As I’ve noted, the book is nicely written, or at least nicely translated. At the same time its distinctly Calvinist orientation didn’t speak to me in ways it might speak to others. Then again, it’s clear from the lack of an introduction that I’m not the intended audience. Still, even if I’m not the intended audience I would love to know why the book has been translated at this moment in time. The fact that Eerdmans sent me a review copy makes me assume that they would love for it to have a broader audience than simply Bavinck partisans. So, I would have appreciated a preface or introduction that would have introduced the reader to Bavinck and set the context for the book. This is especially true of a book that appeared in Nazi-occupied Holland. Why did Bavinck not speak of that occupation in anything other than oblique terms. This would make the book more attractive to a broader audience.
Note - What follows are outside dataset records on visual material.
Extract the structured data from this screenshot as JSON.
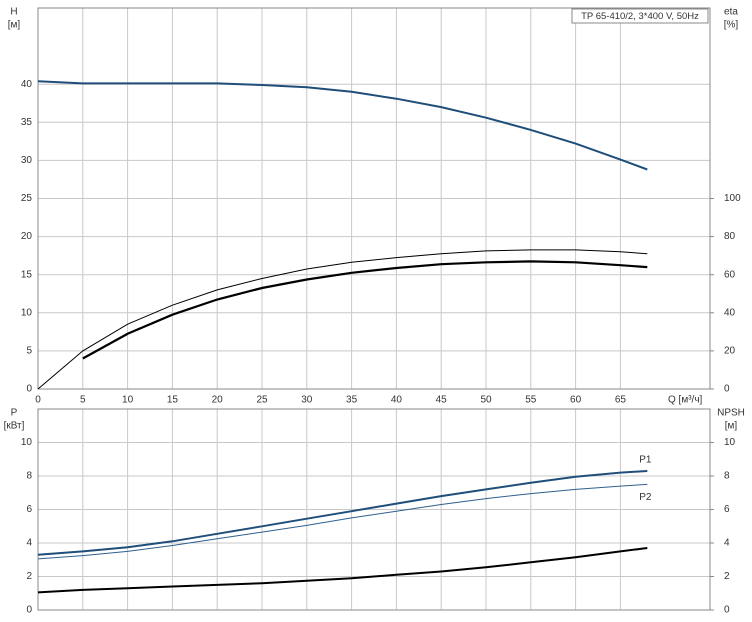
{
  "chart_data": [
    {
      "type": "line",
      "title": "TP 65-410/2, 3*400 V, 50Hz",
      "y_label": "H",
      "y_unit": "[м]",
      "y2_label": "eta",
      "y2_unit": "[%]",
      "x_label": "Q [м³/ч]",
      "x": [
        0,
        5,
        10,
        15,
        20,
        25,
        30,
        35,
        40,
        45,
        50,
        55,
        60,
        65,
        68
      ],
      "xlim": [
        0,
        75
      ],
      "xticks": [
        0,
        5,
        10,
        15,
        20,
        25,
        30,
        35,
        40,
        45,
        50,
        55,
        60,
        65
      ],
      "ylim": [
        0,
        50
      ],
      "yticks": [
        0,
        5,
        10,
        15,
        20,
        25,
        30,
        35,
        40
      ],
      "y2lim": [
        0,
        200
      ],
      "y2ticks": [
        0,
        20,
        40,
        60,
        80,
        100
      ],
      "grid": true,
      "series": [
        {
          "color": "#1f4e7a",
          "width": 2,
          "values": [
            40.4,
            40.1,
            40.1,
            40.1,
            40.1,
            39.9,
            39.6,
            39.0,
            38.1,
            37.0,
            35.6,
            34.0,
            32.2,
            30.1,
            28.8
          ]
        },
        {
          "color": "#000000",
          "width": 1,
          "axis": "y2",
          "values": [
            0,
            20,
            34,
            44,
            52,
            58,
            63,
            66.5,
            69,
            71,
            72.5,
            73,
            73,
            72,
            71
          ]
        },
        {
          "color": "#000000",
          "width": 2.2,
          "axis": "y2",
          "values": [
            null,
            16,
            29,
            39,
            47,
            53,
            57.5,
            61,
            63.5,
            65.5,
            66.5,
            67,
            66.5,
            65,
            64
          ]
        }
      ]
    },
    {
      "type": "line",
      "y_label": "P",
      "y_unit": "[кВт]",
      "y2_label": "NPSH",
      "y2_unit": "[м]",
      "x": [
        0,
        5,
        10,
        15,
        20,
        25,
        30,
        35,
        40,
        45,
        50,
        55,
        60,
        65,
        68
      ],
      "xlim": [
        0,
        75
      ],
      "ylim": [
        0,
        12
      ],
      "yticks": [
        0,
        2,
        4,
        6,
        8,
        10
      ],
      "y2lim": [
        0,
        12
      ],
      "y2ticks": [
        0,
        2,
        4,
        6,
        8,
        10
      ],
      "grid": true,
      "series": [
        {
          "name": "P1",
          "color": "#1f4e7a",
          "width": 2,
          "values": [
            3.3,
            3.5,
            3.75,
            4.1,
            4.55,
            5.0,
            5.45,
            5.9,
            6.35,
            6.8,
            7.2,
            7.6,
            7.95,
            8.2,
            8.3
          ]
        },
        {
          "name": "P2",
          "color": "#2f5f8f",
          "width": 1,
          "values": [
            3.05,
            3.25,
            3.5,
            3.85,
            4.25,
            4.65,
            5.05,
            5.5,
            5.9,
            6.3,
            6.65,
            6.95,
            7.2,
            7.4,
            7.5
          ]
        },
        {
          "color": "#000000",
          "width": 2,
          "axis": "y2",
          "values": [
            1.05,
            1.2,
            1.3,
            1.4,
            1.5,
            1.6,
            1.75,
            1.9,
            2.1,
            2.3,
            2.55,
            2.85,
            3.15,
            3.5,
            3.7
          ]
        }
      ]
    }
  ]
}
This context is of importance. It seems that Bavinck had recently returned to Holland to take an academic post after years of service in Indonesia. At the time the book was published Holland had been overrun by Hitler's forces. There are references to conflict and wars, but no real word about the challenge of Hitler's ideology or his rule over Holland. There might be good reason for this, but since there's no introduction I'm left to wonder how he could speak of God's purpose (Grand Chess Match) without speaking of the travails of the day.
Thus, this isn’t a book that speaks to me, but perhaps it will speak to others, especially those with a more Calvinist vision of the faith.